› Por Hector Libertella
Las cosas familiares posiblemente nada tengan que ver con la literatura, aunque sean toda ella. Una circulación sanguínea en espacio cerrado y, en lo posible, a una pocas manzanas de distancia, porque si la familia argentina se define por barrios, a principio de los ‘70 yo vivía en el hotel Florida House y después en un pent-house en Florida 716, y Arturo Carrera siempre vivió cerca de la Manzana Loca: Paraguay y Florida, Florida y Córdoba...
Pero a ver, a ver cómo es todo esto. A César Aira lo conocí en casa de Mario Tobelem hará unos veintisiete o treinta y dos años. No me acuerdo si Arturo llegó por vía de César o de Osvaldo Lamborghini o por vía propia. A Tamara Kamenszain la conocí en su casa de la calle Billinghurst y nos fuimos juntos a un asado en el taller de Alberto Cedrón, allá en la Boca; era casi la Nochebuena de 1972.
Yo estaba con un grupo y Osvaldo con otro cuando nos separamos del resto y de sus parloteos y nos saludamos silenciosamente, por primera vez como viejos amigos, en un teatro donde se hacía el preestreno de una película llamada, justamente, La civilización está haciendo masa y no deja oír. Sería 1973.
Comíamos en un bodegón del Bajo, el América (por allí empezaba a circular Josefina Ludmer). El club privado también se reunía en El Toboso, de Corrientes casi Callao. Y también en aquel departamento de Santa Fe al 4400, donde cocinábamos y aprendíamos a cambiar papeles, roles y rollos, tucos italianos demasiado judíos de Tamara –demasiado encebollados–, churrascos casi crudos para que no se achicaran ante los ojos de hambre de Osvaldo, y algún champán que traía Aira a la hora de la cena, cuando se sentía en su “año mallarmeano”.
(...)
Tal vez yo estaba en esa Nueva York que siempre fue para mí Bahía Blanca. La cosa es que en el América, una noche, ellos proyectaron una publicación virtual que debería llamarse La vuelta de Martín Fierro, o Los nietos de Martín Fierro, quién sabe. No prosperó porque en esa época era imposible una revista de estrellas y sólo languidecían los teatros de revistas con sus vedettes y coristas. El género se estaba acabando.
Qué decir. No había grupo a la vista ni proyecto común posible. Osvaldo murió. De Pringles a Buenos Aires y a Europa, Arturo nunca estará donde se lo esperaba. César, con 70 libros publicados a cuestas, empezó a pasar en limpio la obra inédita de Osvaldo, como un jubilado. Josefina se fue a Yale.
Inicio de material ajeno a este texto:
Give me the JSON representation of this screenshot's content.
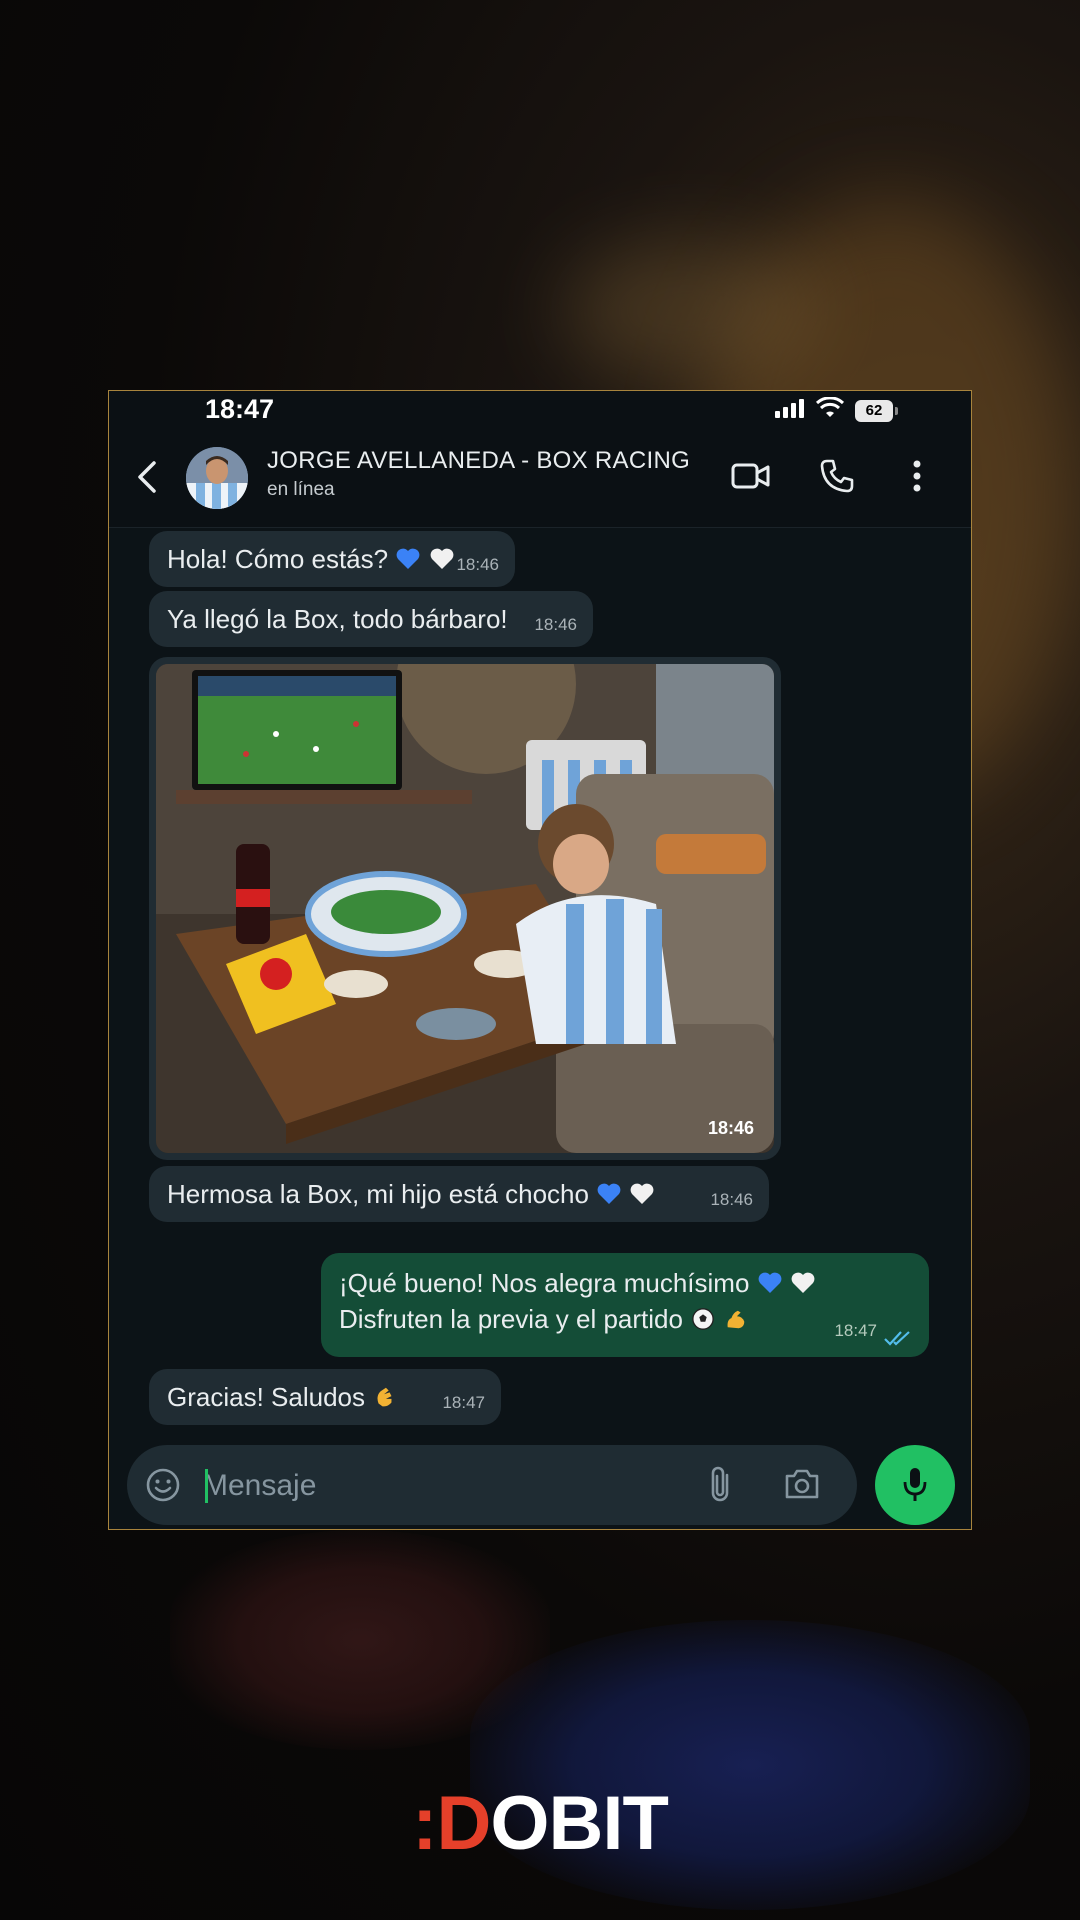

Más y/o menos, en el 2010 tendrán alrededor de sesenta, sesenta y cinco años, y volverán a colgar aquel cartel que alucinaba a todos en la esquina de cruces de Paraguay y Florida: SOMOS GENIALES.
Lo demás, la forma única de leer de Osvaldo, el vaso de la inteligencia de Tamara del que tantos bebieron, el inconsciente luminoso de Arturo, la moral utópica de escritor de César, el Compromiso de la Forma de Josefina, todos esos elementos sí serán falta y resto en vida de la literatura argentina de algún día.
POSDATA. Entre principios de 1970 y mediados de la misma década, esos jóvenes escritores –tal vez los últimos viejos habitués del Salón Literario de Marcos Sastre– decidieron construir El Lector Perfecto, alguien que viniera viajando hacia ellos desde 1837 hasta hoy. Un lector omnívoro (un Orlando de Virginia Woolf) al que cada cual le dedicaría en privado, con temor, sus trabajos y manuscritos: cuentos, ensayos, poemas, nouvelles, teoría, novelas, crítica, miscelánea... Un interlocutor ideal que, de tan complejo y cambiante, les permitiera pensarse como deseados que siempre tendrán un encargo diferente. Alguien fiel que los esperara para leerlos cuando ellos regresaran desorientados a casa. Un robot o una especie de golem lleno de apetitos y curiosidad. La promesa de una historia real que con el tiempo se iría haciendo toda ella de romance y de ficción. Es decir: una literatura que, para sobrevivir a sí misma, necesitó hacerse un poco invisible o ilegible entre la líneas del mercado de aquel entonces.
Extracto de La arquitectura del fantasma, de Héctor Libertella, publicado por Santiago Arcos Editor.